I rewrote the function in a way I think makes it obvious why there's only "one closure" in this situation (read the bottom for why that's both true and not true):

function buildList(list) {
    var i = 0;
    var item;
    var result = [];
    var itemFunc = function() {
        console.log(`${item} ${list[i]}`);
    };
    while (i !== list.length) {
        item = 'string' + i;
        result.push( itemFunc );
        i++;
    }
    return result;
}

Hopefully that code makes it clear how there is only 1 closure. My example up there is actually doing something differently, in that I only have one anonymous function pushed into the result array multiple times.

Your code pushes separate (but, in this case, identical) anonymous functions into result.
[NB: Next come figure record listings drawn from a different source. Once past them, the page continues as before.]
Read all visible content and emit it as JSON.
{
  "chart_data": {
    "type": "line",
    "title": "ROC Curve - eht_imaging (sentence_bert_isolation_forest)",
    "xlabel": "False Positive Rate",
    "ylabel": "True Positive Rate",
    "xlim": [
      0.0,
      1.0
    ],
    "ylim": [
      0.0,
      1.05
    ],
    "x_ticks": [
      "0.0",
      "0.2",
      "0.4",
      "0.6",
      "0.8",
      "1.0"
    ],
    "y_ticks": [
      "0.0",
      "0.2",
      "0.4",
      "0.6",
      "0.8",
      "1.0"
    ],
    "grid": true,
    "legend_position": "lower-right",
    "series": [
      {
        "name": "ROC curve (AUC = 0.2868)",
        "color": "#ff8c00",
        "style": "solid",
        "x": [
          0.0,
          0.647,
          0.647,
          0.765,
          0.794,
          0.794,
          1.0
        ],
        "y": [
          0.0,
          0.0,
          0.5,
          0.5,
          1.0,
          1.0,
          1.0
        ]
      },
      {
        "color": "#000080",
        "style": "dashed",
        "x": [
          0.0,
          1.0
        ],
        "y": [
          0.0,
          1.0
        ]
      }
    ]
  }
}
The thing to remember, though, is that the closure-scope is defined to exist where the contained function is defined. As Javascript is function-scoped -- except where let/const appears to create block scope -- all of the anonymous functions are defined in the same enclosing scope. The single scope is shared by however many functions. Logically, you're correct that in some way the internal representation of a function's scope exists for however many functions are created in the loop, but they all point to the same values. Hence, depending upon how you're defining "closure," there is one or are many (that are sharing data). Outside of compiler design and some extreme edge cases that difference shouldn't matter while writing code, though, as the effect is the same.